Just because the conflict has fallen out of international headlines in recent years does not mean that it has ended. The issues do not change, neither does the hatred and bitterness that not years but generations of trouble and killing have engendered.
For more than a century, Jews and Arabs have struggled to be the masters of the land between the River Jordan and the Mediterranean Sea. Israel has inflicted a series of crushing defeats on the Palestinians since it became independent in 1948, but it still cannot win.
While the conflict goes on neither side can be secure. The one certainty is that every few years, at least, there will be a serious and violent crisis. The pattern over the past 15 years or so has often involved confrontation across the wire separating Gaza from Israel.
This time there has been a reminder that events in Jerusalem and its holy sites have an unmatched capacity to ignite violence.
The city's sanctity for Christians, Jews and Muslims is not just a religious matter. The Jewish and Muslim holy places are national symbols too. Geographically they are, literally, a stone's throw apart. The Holy Sepulchre church is close by, on the other side of an Israeli checkpoint, venerated by Palestinian Christians.
The triggers included threats to evict Palestinians from their homes in Sheikh Jarrah. It is a Palestinian neighbourhood outside the walls of the Old City, with land and property claimed by Jewish settler groups in the Israeli courts.
That was more than a dispute over a handful of homes. It comes after years of successive Israeli governments pursuing the strategic objective of making Jerusalem more Jewish. Big settlements for Jews were built on occupied land to ring the city, breaking international law. In recent years the government and settler groups have worked to settle Jewish Israelis in Palestinian areas near the walled Old City on a house-by-house basis.
Added to that in the past few weeks was heavy-handed Israeli policing of Palestinians during Ramadan, culminating with the use of CS gas and stun grenades inside al-Aqsa mosque, the holiest place for Muslims after Mecca and Medina.
Hamas took the unusual step for them of issuing an ultimatum to Israel to remove its forces from the al-Aqsa compound and from Sheikh Jarrah, and then fired rockets at Jerusalem.

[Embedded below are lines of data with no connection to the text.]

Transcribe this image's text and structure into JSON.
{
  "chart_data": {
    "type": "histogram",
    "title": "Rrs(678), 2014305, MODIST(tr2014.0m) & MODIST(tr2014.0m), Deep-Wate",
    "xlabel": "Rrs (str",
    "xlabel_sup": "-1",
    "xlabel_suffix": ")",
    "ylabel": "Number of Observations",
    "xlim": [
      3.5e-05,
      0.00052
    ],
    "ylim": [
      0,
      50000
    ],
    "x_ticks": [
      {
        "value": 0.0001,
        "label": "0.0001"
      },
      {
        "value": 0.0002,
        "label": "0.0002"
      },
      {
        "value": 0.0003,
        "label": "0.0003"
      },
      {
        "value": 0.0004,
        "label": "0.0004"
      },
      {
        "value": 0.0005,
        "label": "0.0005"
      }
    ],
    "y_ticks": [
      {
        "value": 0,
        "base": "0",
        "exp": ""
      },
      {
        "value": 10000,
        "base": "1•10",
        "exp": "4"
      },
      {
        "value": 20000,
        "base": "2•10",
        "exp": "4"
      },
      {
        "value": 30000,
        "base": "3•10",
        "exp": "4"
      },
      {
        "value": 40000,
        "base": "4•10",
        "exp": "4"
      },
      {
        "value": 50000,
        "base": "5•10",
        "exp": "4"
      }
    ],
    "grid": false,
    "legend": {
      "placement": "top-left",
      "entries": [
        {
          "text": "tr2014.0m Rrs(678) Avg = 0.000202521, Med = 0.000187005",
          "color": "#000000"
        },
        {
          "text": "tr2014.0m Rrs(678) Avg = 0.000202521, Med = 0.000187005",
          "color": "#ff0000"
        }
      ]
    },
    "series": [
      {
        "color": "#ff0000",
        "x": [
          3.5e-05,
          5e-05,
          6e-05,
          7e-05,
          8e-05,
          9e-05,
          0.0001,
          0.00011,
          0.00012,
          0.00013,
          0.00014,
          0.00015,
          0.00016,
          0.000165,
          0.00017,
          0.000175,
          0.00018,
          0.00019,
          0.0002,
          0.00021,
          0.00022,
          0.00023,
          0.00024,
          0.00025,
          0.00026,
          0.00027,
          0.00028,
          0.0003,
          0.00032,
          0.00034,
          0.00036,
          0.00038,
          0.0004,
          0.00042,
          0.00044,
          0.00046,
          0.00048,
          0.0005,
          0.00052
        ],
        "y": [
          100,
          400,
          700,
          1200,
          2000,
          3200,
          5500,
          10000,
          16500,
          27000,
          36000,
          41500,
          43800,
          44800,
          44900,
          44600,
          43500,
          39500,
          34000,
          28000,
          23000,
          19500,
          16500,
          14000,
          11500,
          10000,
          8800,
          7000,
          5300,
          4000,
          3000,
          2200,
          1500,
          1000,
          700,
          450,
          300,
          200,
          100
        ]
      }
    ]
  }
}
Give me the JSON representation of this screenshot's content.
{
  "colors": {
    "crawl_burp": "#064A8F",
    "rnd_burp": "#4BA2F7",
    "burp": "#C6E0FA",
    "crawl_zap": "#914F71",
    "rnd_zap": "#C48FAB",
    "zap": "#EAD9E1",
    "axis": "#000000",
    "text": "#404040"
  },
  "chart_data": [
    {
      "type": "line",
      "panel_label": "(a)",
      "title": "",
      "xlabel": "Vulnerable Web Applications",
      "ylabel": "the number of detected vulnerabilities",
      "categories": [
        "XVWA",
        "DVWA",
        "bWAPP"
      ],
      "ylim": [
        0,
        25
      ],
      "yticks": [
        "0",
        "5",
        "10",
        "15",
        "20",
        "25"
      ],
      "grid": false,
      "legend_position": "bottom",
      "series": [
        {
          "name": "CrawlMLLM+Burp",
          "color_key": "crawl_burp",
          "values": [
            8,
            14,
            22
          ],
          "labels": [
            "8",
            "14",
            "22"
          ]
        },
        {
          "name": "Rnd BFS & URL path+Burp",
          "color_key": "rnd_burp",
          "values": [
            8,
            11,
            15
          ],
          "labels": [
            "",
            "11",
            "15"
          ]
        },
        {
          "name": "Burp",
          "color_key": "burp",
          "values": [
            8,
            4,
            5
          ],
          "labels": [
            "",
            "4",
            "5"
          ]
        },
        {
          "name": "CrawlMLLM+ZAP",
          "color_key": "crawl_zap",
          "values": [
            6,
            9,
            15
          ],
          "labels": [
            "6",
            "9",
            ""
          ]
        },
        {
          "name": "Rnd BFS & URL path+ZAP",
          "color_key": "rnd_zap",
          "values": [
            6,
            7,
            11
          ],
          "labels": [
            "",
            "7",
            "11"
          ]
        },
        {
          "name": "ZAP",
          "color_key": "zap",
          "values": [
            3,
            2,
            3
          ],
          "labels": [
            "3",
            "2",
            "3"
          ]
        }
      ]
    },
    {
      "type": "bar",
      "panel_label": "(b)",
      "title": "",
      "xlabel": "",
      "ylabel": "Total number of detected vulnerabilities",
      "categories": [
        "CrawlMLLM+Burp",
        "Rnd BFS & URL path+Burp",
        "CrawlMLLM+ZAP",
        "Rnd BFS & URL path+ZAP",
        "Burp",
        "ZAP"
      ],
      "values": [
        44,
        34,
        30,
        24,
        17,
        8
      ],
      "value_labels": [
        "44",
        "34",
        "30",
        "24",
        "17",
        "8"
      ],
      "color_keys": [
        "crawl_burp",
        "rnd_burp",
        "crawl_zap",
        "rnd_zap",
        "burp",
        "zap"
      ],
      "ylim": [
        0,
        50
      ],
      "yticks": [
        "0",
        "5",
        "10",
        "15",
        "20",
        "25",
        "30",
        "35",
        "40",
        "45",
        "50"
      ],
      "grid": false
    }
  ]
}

Israeli Prime Minister Benjamin Netanyahu tweeted that "the terrorist organisations in Gaza crossed a red line... Israel will respond with great force".
Another combination of events could have ended up the same way. Violent events will happen again and again while the conflict is left unresolved.
I was asked by a BBC presenter on Monday, as the crisis was escalating, when was the last time I found any sense of hope in Jerusalem that the two sides would find a way to co-exist in peace. I lived in Jerusalem from 1995 to 2000 and have been back since many, many times.
Finding an answer was difficult. At the high point of the Oslo peace process in the 1990s there was a brief moment of hope but only residents of Jerusalem who are the wrong side of 40 years old or so will have much of a memory of how it felt.
Leaders on both sides have been fighting their own domestic political battles, concentrating on safeguarding their own positions, when the biggest issue for any Palestinian or Israeli leader should be making peace. That challenge has not been addressed seriously for years.
Some new ideas have emerged. Two respected think tanks, the Carnegie Endowment for International Peace and the US/Middle East Project have just released a joint report, external arguing that the first priority should be equal rights and equal security for both Palestinians and Israelis.
It says the United States should support "full equality and enfranchisement for all those residing in the territory under Israeli control; it will not endorse two separate and unequal systems".
New thinking is good. This week though old realities, familiar rhetoric and the latest inevitable eruption of a century-long conflict are drowning everything else out.